J’entre dans la chambre de madame Dubé.

— Bonjour !

— Hahaha ! Bonjour !!!

— Et que j’aime venir vous voir, vous ! Un vrai rayon de soleil !

— Ah oui ? Haha !

— Oh que oui, j’aimerais tellement ça me réveiller de bonne humeur chaque matin comme vous. Moi, je suis tellement grognonne quand je me réveille !

Elle prend ma main doucement.

— On choisit pas hein ? Fais-toi z’en donc pas avec ça, c’est pas de ta faute !

— Vous avez bien raison. Comment a été votre nuit ? Bien dormi ?

— Oh oui, j’ai fait de beaux rêves !

— Génial ça !

Je saisis la crème et lui enrobe doucement les pieds.

— Oh madame ! Que ça fait du bien ça ! Mmmmmm ! Ça fait du bien !

Je rigole doucement.

— Vous devez être la personne la plus démonstrative qui montre le plus d’appréciation de la crème hydratante au monde.

Elle rigole. Elle réagit toujours comme ça, c’est presque décevant de ne pas prendre le temps d’hydrater sa peau asséchée par le temps.

— Pis ? Votre voyage à New York ?

Je l’agace souvent avec ce genre de question. Une fois, je lui parle d’aller danser, une autre de voyage. Ça la fait généralement rigoler. Parfois, elle est trop confuse pour comprendre le gag, mais souvent, elle embarque et l’espace d’un instant, on « fait semblant » qu’elle a des projets plutôt qu’une autre longue journée dans son lit à sommeiller.

Mais aujourd’hui, elle ne semble pas saisir où je m’en vais avec ça.
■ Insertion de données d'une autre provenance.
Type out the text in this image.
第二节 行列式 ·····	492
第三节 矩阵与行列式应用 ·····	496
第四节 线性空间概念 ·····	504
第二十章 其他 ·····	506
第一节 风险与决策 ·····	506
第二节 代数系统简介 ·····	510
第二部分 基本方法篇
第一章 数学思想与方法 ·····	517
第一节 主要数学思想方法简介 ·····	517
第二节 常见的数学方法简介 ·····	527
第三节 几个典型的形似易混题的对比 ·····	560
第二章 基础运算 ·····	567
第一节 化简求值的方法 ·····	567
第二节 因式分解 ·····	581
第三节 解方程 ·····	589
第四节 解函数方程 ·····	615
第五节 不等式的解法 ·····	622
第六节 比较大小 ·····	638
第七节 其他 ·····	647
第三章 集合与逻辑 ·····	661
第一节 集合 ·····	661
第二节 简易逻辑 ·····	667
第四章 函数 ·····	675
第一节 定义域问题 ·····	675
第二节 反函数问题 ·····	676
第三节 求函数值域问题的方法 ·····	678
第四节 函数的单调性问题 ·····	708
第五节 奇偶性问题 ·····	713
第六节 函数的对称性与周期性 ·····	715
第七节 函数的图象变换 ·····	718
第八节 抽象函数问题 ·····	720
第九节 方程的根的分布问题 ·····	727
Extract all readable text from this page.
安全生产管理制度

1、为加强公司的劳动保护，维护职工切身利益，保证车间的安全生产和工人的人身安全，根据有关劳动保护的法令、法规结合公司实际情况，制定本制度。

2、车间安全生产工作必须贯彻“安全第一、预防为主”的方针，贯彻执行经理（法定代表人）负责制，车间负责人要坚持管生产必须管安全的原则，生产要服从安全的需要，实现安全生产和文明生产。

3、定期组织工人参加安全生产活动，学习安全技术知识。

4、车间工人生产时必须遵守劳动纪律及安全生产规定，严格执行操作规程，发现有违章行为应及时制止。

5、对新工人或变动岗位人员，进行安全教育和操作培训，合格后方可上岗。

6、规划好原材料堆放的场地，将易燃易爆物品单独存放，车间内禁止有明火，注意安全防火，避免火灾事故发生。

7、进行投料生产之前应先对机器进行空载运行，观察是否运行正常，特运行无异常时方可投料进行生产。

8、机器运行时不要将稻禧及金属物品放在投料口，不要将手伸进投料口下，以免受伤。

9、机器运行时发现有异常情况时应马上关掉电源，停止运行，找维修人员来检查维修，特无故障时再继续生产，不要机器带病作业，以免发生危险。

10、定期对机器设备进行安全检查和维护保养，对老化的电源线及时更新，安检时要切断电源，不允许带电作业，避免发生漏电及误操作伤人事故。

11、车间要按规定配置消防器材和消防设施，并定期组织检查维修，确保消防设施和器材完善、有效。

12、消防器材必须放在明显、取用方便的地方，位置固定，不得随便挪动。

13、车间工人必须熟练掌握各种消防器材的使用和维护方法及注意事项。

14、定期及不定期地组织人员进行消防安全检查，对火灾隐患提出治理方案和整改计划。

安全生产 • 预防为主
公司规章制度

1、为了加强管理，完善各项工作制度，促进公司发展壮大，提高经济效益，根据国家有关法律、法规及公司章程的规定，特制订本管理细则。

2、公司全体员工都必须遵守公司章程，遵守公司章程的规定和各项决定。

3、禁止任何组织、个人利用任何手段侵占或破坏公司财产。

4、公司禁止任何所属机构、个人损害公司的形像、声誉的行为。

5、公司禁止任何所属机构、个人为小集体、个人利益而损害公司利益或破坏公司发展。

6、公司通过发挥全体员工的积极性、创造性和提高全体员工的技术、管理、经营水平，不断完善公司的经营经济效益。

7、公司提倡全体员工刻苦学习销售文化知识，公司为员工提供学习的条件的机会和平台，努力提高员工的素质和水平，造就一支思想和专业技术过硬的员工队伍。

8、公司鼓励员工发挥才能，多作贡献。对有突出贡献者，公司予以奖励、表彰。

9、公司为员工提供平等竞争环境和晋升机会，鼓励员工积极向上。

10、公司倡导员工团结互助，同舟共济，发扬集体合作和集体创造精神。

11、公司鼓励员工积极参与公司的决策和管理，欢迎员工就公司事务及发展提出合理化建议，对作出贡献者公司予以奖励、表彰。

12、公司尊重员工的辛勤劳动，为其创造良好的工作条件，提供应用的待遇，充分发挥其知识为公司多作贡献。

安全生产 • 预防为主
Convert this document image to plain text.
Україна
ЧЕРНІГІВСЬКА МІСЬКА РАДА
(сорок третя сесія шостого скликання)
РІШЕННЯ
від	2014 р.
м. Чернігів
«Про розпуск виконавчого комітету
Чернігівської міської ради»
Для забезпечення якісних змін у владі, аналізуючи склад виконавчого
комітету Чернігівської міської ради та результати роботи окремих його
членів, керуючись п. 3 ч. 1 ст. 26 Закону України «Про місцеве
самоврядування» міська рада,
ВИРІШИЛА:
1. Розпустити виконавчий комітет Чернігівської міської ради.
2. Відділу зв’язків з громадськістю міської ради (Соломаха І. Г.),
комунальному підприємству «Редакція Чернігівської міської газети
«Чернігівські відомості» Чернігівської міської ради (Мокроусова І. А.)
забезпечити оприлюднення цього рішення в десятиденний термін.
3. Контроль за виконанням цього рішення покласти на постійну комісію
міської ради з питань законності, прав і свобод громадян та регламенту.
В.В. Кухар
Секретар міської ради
Elle me fait de gros yeux confus.

— Heeeiiinnnn ?????

— Vous alliez pas à New York bientôt, vous ?

Je m’essaye, au pire elle va juste m’ignorer ou je vais passer pour celle dans les patates.

— À New York ? Moi ça ?

— Oh, je me trompe de personne ?

— Ah !!! Non ! C’est remis à lundi !!

Et son rire clair transperce les murs pendant quelques secondes, le mien aussi.
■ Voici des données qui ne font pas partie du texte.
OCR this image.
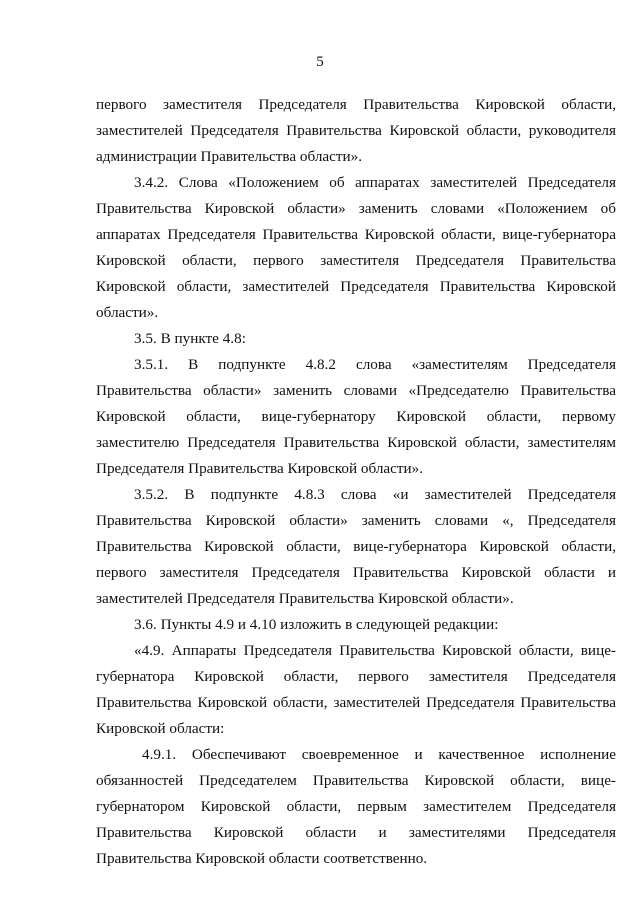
5

первого заместителя Председателя Правительства Кировской области, заместителей Председателя Правительства Кировской области, руководителя администрации Правительства области».

3.4.2. Слова «Положением об аппаратах заместителей Председателя Правительства Кировской области» заменить словами «Положением об аппаратах Председателя Правительства Кировской области, вице-губернатора Кировской области, первого заместителя Председателя Правительства Кировской области, заместителей Председателя Правительства Кировской области».

3.5. В пункте 4.8:

3.5.1. В подпункте 4.8.2 слова «заместителям Председателя Правительства области» заменить словами «Председателю Правительства Кировской области, вице-губернатору Кировской области, первому заместителю Председателя Правительства Кировской области, заместителям Председателя Правительства Кировской области».

3.5.2. В подпункте 4.8.3 слова «и заместителей Председателя Правительства Кировской области» заменить словами «, Председателя Правительства Кировской области, вице-губернатора Кировской области, первого заместителя Председателя Правительства Кировской области и заместителей Председателя Правительства Кировской области».

3.6. Пункты 4.9 и 4.10 изложить в следующей редакции:

«4.9. Аппараты Председателя Правительства Кировской области, вице-губернатора Кировской области, первого заместителя Председателя Правительства Кировской области, заместителей Председателя Правительства Кировской области:

4.9.1. Обеспечивают своевременное и качественное исполнение обязанностей Председателем Правительства Кировской области, вице-губернатором Кировской области, первым заместителем Председателя Правительства Кировской области и заместителями Председателя Правительства Кировской области соответственно.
— Passez une belle journée, madame Dubé.

— Toi aussi, ma petite fille !

— Et bon voyage là !

Je sors de la chambre obscure en l’écoutant rigoler doucement.

Quelques heures plus tard, pendant que la préposée de jour l’enduisait à nouveau de crème, madame Dubé s’est doucement éteinte.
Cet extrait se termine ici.